Central Asia Geopolitical Watch – from July 16 to July 22, 2022

Central Asia Watch Team : Aliya Yechshanova, Sophie Marc

07/19/2022: President Mirzieyev receives the Vice-President of the Islamic Republic of Iran – Aliya Yechshanova 

On 19 July, the President of Uzbekistan, Shavkat Mirziyoyev, met with the Vice-President of the Islamic Republic of Iran, Soren Sattari, on a working visit to Uzbekistan.

The Uzbek leader and his guest discussed the prospects of building mutually beneficial cooperation in the field of joint projects in the scientific, technical and innovative spheres. The Parties noted the growth of indicators of trade and economic cooperation. There was a significant increase in the volume of trade between the two countries, at the end of last year it grew by 73%, and in the first half of the current year – by another 22%. During the meeting, opportunities for establishing joint activities in the conduct of joint scientific and applied research, attracting private business to finance venture initiatives were noted, as well as for the development of joint projects in the field of information technology, pharmaceuticals, bio- and nanotechnology.

A «road map» will be adopted for the implementation of agreements and joint projects within the framework of the Uzbek-Iranian innovation forum, which will be held in the near future.

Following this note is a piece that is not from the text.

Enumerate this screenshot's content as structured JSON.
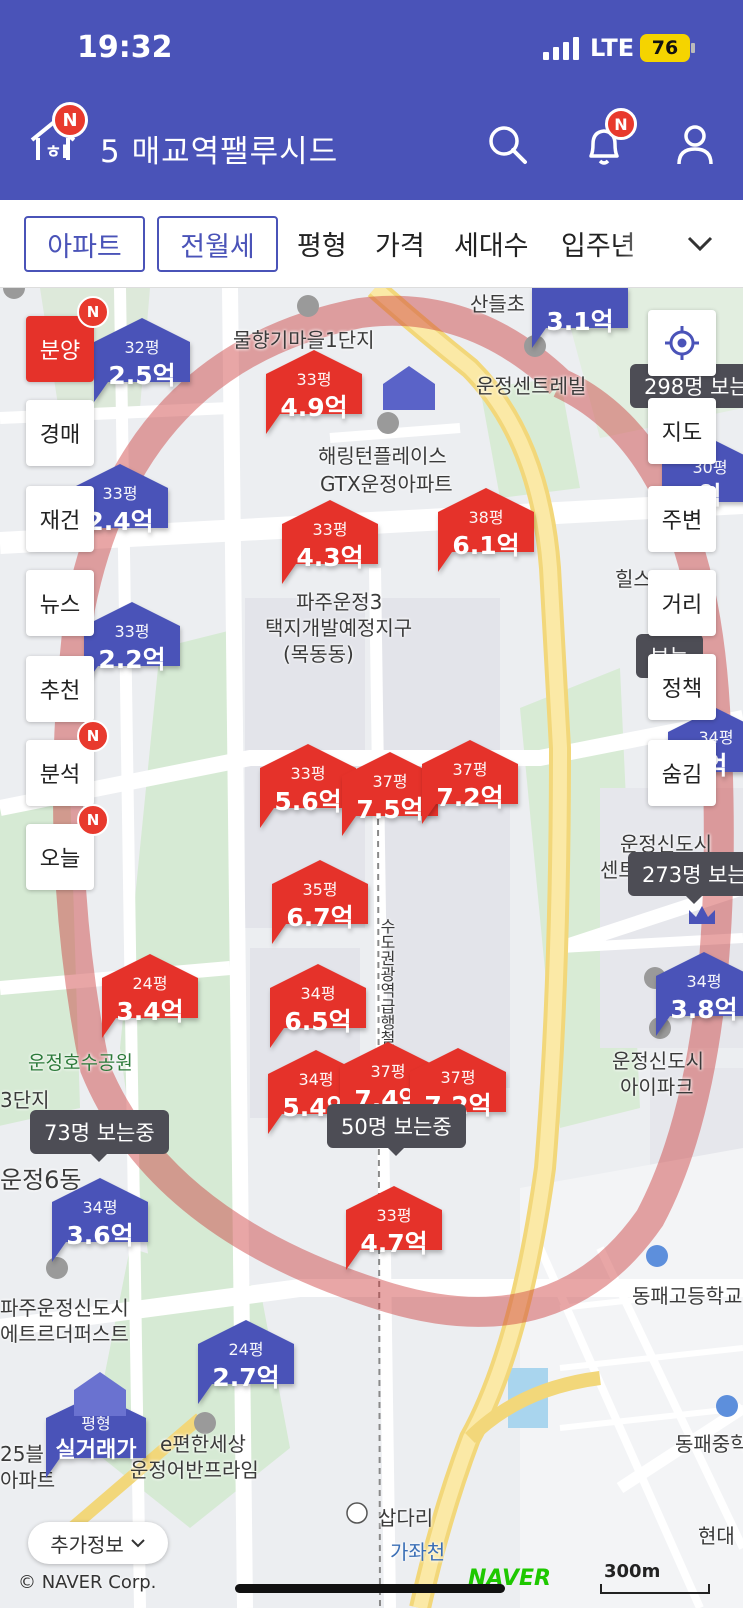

22/07/2022: The 5 leaders of the countries of Central Asia fail to agree during their summit in Kyrgyzstan – Sophie Marc –

While the summit bringing together the five leaders of the countries of Central Asia – Kazakhstan, Turkmenistan, Uzbekistan, Kyrgyzstan and Tajikistan – had been presented as historic to deepen regional integration, their presidents are currently unable to agree.

Initially thought of on a proposal by the former President of Kazakhstan, Nursultan Nazarbayev, postponed with the pandemic and then taken over by his successor, Kassym-Jomart Tokayev, the summit organized in Kyrgyzstan was to result in the signature by the five leaders of a treaty of friendship and regional cooperation for the development of Central Asia. In the end, only 3 countries ratified it: Kazakhstan, Kyrgyzstan and Uzbekistan. The two other countries – Turkmenistan and Tajikistan – used the pretext of internal procedures to be finalized to justify their hesitation, a response deemed unconvincing by observers.

If the desire to deepen cooperation, particularly economic cooperation in the region and to go beyond the problem of infrastructure is clearly displayed by the three signatory countries, the two other presidents focused their speeches more on the problems of the region, in particular those coming from Afghanistan. The stability of the region seems to be their first priority, more than creating real regional cohesion. A diplomatic source nevertheless said that the two countries would probably sign the treaty in the coming weeks.